Laparatomi dibutuhkan ketika ada kedaruratan perut. Operasi laparatomi
dilakukan bila terjadi masalah kesehatan yang berat pada area abdomen,
misalnya trauma abdomen. Bila klien mengeluh nyeri hebat dan gejala-gejala
lain dari masalah internal yang serius dan kemungkinan penyebabnya tidak
terlihat seperti usus buntu, tukak peptikyang berlubang, atau kondisi
ginekologi maka dilakukan operasi untuk menemukan dan mengoreksinya
sebelum terjadi keparahan lebih. Laparatomi dapat berkembang menjadi
pembedahan besar diikuti oleh transfusi darah dan perawatan intensif (David
dkk, 2009).
b. Laparoskopi
Laparaskopi berasal dari kata lapara yaitu bagian dari tubuh mulai dari iga
paling bawah samapi dengan panggul. Teknologi laparoskopi ini bisa
digunakan untuk melakukan pengobatan dan juga mengetahui penyakit yang
belum diketahui diagnosanya dengan jelas. Keuntungan bedah laparoskopi:
 Pada laparoskopi, penglihatan diperbesar 20 kali, memudahkan dokter
dalam pembedahan.
 Secara estetika bekas luka berbeda dibanding dengan luka operasi pasca
bedah konvensional. Luka bedah laparoskopi berukuran 3 sampai 10 mm
akan hilang kecuali klien mempunyai riwayat keloid.
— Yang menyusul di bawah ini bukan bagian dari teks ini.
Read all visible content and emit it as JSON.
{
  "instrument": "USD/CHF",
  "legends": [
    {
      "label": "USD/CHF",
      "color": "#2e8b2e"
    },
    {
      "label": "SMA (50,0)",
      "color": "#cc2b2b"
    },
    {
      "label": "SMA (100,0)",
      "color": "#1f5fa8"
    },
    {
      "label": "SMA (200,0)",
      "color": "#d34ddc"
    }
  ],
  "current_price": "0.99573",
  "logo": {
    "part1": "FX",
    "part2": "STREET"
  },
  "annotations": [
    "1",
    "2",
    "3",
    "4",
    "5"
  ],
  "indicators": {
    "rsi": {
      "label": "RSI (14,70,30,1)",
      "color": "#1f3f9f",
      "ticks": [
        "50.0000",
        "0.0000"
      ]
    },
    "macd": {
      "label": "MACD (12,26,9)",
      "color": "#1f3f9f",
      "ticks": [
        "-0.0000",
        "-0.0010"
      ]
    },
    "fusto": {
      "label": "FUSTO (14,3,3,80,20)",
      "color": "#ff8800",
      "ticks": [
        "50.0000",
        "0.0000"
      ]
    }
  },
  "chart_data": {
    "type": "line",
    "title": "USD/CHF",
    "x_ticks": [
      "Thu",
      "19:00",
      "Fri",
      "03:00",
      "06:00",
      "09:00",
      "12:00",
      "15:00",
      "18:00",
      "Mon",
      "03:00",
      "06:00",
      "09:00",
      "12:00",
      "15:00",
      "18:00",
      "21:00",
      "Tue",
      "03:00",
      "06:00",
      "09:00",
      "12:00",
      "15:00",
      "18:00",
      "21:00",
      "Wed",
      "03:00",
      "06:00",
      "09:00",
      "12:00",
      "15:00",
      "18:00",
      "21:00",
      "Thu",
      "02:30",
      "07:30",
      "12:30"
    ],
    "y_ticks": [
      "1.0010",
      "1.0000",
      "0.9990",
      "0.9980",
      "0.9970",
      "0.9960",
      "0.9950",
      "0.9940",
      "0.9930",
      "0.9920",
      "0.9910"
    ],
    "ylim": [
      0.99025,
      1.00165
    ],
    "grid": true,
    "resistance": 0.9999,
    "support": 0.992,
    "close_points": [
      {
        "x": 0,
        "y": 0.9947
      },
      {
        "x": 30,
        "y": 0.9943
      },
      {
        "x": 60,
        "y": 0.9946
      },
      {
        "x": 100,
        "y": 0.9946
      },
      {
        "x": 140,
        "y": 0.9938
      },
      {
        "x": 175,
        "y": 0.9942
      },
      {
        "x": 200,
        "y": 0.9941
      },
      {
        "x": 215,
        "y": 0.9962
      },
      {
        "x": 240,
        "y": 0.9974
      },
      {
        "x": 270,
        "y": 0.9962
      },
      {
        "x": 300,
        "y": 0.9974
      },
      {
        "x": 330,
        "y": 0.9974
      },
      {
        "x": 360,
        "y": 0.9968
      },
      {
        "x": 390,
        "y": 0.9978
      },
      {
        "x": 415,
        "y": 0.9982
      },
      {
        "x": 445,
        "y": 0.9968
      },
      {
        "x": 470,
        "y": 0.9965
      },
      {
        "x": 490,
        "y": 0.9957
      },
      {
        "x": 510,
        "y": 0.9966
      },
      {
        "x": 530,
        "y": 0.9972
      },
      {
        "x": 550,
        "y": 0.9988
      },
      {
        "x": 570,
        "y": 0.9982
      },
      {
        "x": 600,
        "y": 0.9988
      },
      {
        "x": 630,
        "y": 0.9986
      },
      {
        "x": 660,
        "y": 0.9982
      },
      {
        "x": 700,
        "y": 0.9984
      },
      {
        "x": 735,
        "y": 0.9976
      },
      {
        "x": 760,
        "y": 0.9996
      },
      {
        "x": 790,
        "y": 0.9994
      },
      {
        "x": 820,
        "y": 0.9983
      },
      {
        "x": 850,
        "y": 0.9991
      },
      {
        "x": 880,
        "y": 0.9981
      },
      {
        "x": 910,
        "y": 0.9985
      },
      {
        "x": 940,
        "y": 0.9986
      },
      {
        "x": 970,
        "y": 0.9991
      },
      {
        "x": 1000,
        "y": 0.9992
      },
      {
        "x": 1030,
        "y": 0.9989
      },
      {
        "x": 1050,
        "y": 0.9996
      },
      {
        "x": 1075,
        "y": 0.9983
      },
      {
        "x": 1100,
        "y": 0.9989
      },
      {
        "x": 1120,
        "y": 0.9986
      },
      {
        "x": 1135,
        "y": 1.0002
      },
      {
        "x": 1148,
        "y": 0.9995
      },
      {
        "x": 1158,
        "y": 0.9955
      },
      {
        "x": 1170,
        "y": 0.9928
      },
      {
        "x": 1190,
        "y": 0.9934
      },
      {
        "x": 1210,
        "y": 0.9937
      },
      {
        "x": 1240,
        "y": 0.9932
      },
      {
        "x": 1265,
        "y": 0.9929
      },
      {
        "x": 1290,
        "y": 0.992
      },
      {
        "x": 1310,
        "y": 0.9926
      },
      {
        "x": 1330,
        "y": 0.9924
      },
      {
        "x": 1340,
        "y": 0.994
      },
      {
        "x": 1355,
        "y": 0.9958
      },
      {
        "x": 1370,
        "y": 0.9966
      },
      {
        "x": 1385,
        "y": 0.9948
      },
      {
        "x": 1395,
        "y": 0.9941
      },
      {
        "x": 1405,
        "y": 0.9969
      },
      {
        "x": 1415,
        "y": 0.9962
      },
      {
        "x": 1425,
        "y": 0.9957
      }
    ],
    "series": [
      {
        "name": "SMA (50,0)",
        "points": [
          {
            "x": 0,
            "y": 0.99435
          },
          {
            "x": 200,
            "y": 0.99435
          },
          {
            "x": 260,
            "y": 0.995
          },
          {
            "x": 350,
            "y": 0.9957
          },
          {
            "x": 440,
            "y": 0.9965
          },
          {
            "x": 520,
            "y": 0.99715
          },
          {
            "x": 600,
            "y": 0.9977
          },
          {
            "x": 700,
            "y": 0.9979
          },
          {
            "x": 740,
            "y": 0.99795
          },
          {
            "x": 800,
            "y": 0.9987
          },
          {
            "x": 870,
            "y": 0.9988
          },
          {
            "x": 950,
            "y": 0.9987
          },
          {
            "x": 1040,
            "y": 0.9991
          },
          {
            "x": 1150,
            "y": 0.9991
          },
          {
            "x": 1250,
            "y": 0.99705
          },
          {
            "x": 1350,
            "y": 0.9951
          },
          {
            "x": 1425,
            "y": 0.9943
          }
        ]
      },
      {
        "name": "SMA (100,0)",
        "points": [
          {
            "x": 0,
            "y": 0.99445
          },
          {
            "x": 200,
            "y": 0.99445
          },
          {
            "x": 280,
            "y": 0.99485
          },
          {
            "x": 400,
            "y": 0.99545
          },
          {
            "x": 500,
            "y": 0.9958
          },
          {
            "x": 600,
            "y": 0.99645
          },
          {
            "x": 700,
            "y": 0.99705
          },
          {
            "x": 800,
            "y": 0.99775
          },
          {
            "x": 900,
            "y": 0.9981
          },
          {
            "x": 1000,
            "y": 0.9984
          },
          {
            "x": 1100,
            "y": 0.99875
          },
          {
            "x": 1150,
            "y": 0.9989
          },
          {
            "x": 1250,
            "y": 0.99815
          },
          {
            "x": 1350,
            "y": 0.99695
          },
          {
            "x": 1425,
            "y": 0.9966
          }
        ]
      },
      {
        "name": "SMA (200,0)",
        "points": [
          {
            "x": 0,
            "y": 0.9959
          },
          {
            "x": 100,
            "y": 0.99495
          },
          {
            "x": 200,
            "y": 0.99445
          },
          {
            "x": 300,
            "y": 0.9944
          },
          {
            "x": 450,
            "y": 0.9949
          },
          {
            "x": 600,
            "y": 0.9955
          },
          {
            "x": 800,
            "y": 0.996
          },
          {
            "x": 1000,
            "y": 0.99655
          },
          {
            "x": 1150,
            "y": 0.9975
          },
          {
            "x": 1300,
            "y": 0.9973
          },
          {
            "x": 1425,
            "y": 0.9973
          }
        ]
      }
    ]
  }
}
 Rasa nyeri setelah pembedahan minimal sehingga penggunaan obat-
obatan dapat diminimalkan, masa pulih setelah pembedahan lebih cepat
sehingga klien dapat beraktivitas normal lebih cepat.
3. Setelah operasi
Dilakukan observasi tanda-tanda vital untuk mengetahui terjadinya perdarahan di
dalam, hipertermia, syok atau gangguan pernafasan. Baringkan klien dalam posisi
semi fowler. Klien dikatakan baik apabila dalam 12 jam tidak terjadi gangguan,
selama itu klien dipuasakan sampai fungsi usus kembali normal. Satu hari setelah
dilakukan operasi klien dianjurkan duduk tegak di temmpat tidur selama 2 x 30
menit. Hari kedua dapat dianjurkan untuk duduk di luar kamar. Hari ke tujuh
dapat diangkat dan dibolehkan pulang (Mansjoer, 2010).